DR SECKIN: Well, it is a very good question. So, pregnancy, basically, suppresses endometriosis symptoms, but it's not a treatment. After the baby is born, the symptoms immediately come back. It's important to know that and to make sure infertility is not cause directly by endometriosis, but endometriosis is associated with infertility because many patients who are having difficulty getting pregnant, many of them, more than 50%, have endometriosis. But, with today's technology or other ways, this can be bypassed. However, pregnancy does not treat endometriosis. Many endometriosis patients do not get many pregnancies. They get one, if they're lucky and maybe two. That's it. They don't get four pregnancies. So, it is one of the main reasons of infertility.

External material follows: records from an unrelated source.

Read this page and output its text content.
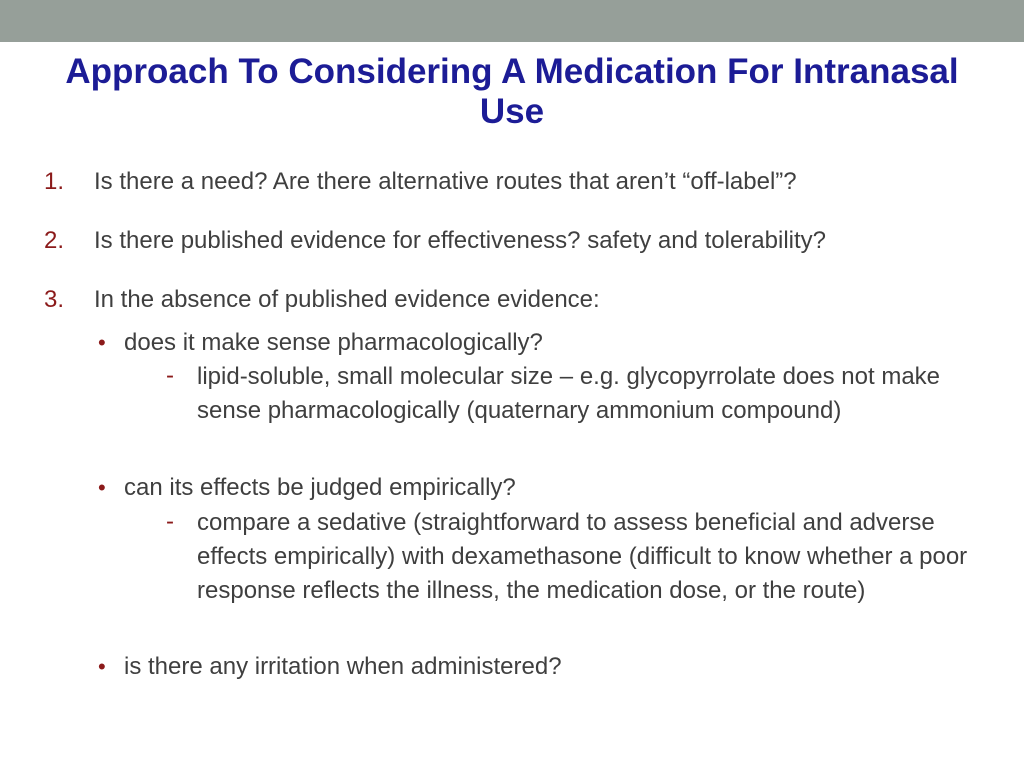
Approach To Considering A Medication For Intranasal Use
1. Is there a need? Are there alternative routes that aren’t “off-label”?

2. Is there published evidence for effectiveness? safety and tolerability?

3. In the absence of published evidence evidence:

• does it make sense pharmacologically?

- lipid-soluble, small molecular size – e.g. glycopyrrolate does not make sense pharmacologically (quaternary ammonium compound)

• can its effects be judged empirically?

- compare a sedative (straightforward to assess beneficial and adverse effects empirically) with dexamethasone (difficult to know whether a poor response reflects the illness, the medication dose, or the route)

• is there any irritation when administered?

DR PAM: Okay. Now, a quick one. So, at what age, on average, does endometriosis actually start showing up in women? Is it the teen years? Is it the young adult years? When is it?
DR SECKIN: Seventy to eighty percent of the time, the symptoms of endometriosis starts during the first period years—that's menarche. Around 11 an 13.
DR PAM: I see. Okay.
DR SECKIN: If you asked four endometriosis patients, "When did your pain start?" It started from the "get go" they say, three out of four.
DR PAM: I see. I see. Oh, my gosh. This has been absolutely fabulous. So, now you understand A to Z about endometriosis. Don't be sitting there in pain with your killer cramps, for crying out loud. You've got to get in with your gynecologist. Have a conversation and a full diagnosis.